Win the patent infringement case, the patentee only received 6 cents in compensation. The U.S. Congress could not sit still. Lawmakers criticized "because design patent infringement cannot be compensated, since that judgment, the patent office has received a sharp drop of 50% in design patent applications". In 1887, Congress amended the Patent Act to say that "it is the design that enables the goods to be sold." Defendants of design patent infringement are liable for all their profits, with a minimum compensation of $250. Since then, the Supreme Court has never heard a design patent case, and the relevant compensation provisions have been revised several times to become Article 289 of the United States Code.
Congress revised the law that year to impose the burden of proof and compensation on the infringer, with the aim of protecting the patentee, encouraging innovation and punishing plagiarists. At that time, protecting a design patent protected the whole of a product. But in today's highly developed technology, a high-tech product usually contains a large number of design patents, how to calculate the amount of compensation for infringement? According to the strict implementation of the law, there will be: a product infringes two design patents, all profits are not enough to compensate.
Today, U.S. courts still use the old standard a hundred years ago, which explains why the amount of compensation for Apple's design patent infringement is much higher than that of other patents. You know, Samsung only needs to pay $3 million for the famous "sliding unlock" invention patent, while Samsung has to pay $0.4 billion for a mere design patent.
No wonder Samsung issued a statement after the trial: "According to Apple, the holder of a patent for a smartphone design feature has the right to profit from the sale of the entire phone.

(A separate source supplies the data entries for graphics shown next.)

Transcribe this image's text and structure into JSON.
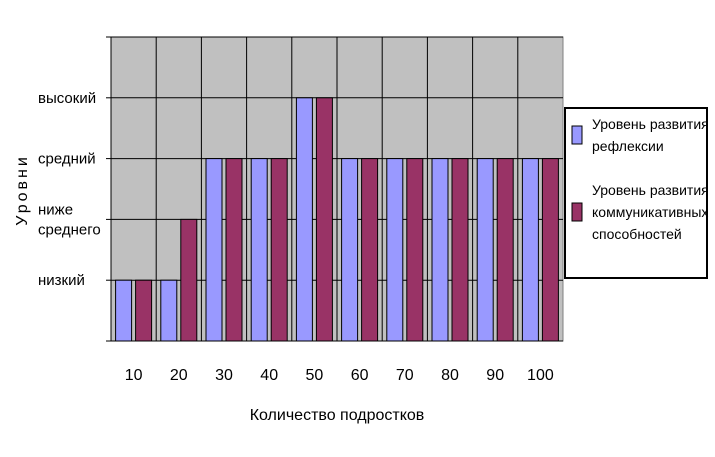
{
  "chart_data": {
    "type": "bar",
    "xlabel": "Количество подростков",
    "ylabel": "Уровни",
    "categories": [
      "10",
      "20",
      "30",
      "40",
      "50",
      "60",
      "70",
      "80",
      "90",
      "100"
    ],
    "levels": [
      {
        "value": 1,
        "label": [
          "низкий"
        ]
      },
      {
        "value": 2,
        "label": [
          "ниже",
          "среднего"
        ]
      },
      {
        "value": 3,
        "label": [
          "средний"
        ]
      },
      {
        "value": 4,
        "label": [
          "высокий"
        ]
      }
    ],
    "ylim": [
      0,
      5
    ],
    "grid": true,
    "legend_position": "right",
    "series": [
      {
        "name": [
          "Уровень развития",
          "рефлексии"
        ],
        "color": "#9999ff",
        "values": [
          1,
          1,
          3,
          3,
          4,
          3,
          3,
          3,
          3,
          3
        ]
      },
      {
        "name": [
          "Уровень развития",
          "коммуникативных",
          "способностей"
        ],
        "color": "#993366",
        "values": [
          1,
          2,
          3,
          3,
          4,
          3,
          3,
          3,
          3,
          3
        ]
      }
    ],
    "plot_background": "#c0c0c0"
  }
}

Given that there are more than 200000 patents related to smartphones, this ruling underestimates the contribution made by the remaining smartphone patent holders. Hopefully, the Supreme Court will give a fair and reasonable interpretation of the design patent law."
Whether design patents are as important as Congress thought a hundred years ago depends on the ideas of several Supreme Court justices. Please wait and see the outcome of this patent century lawsuit.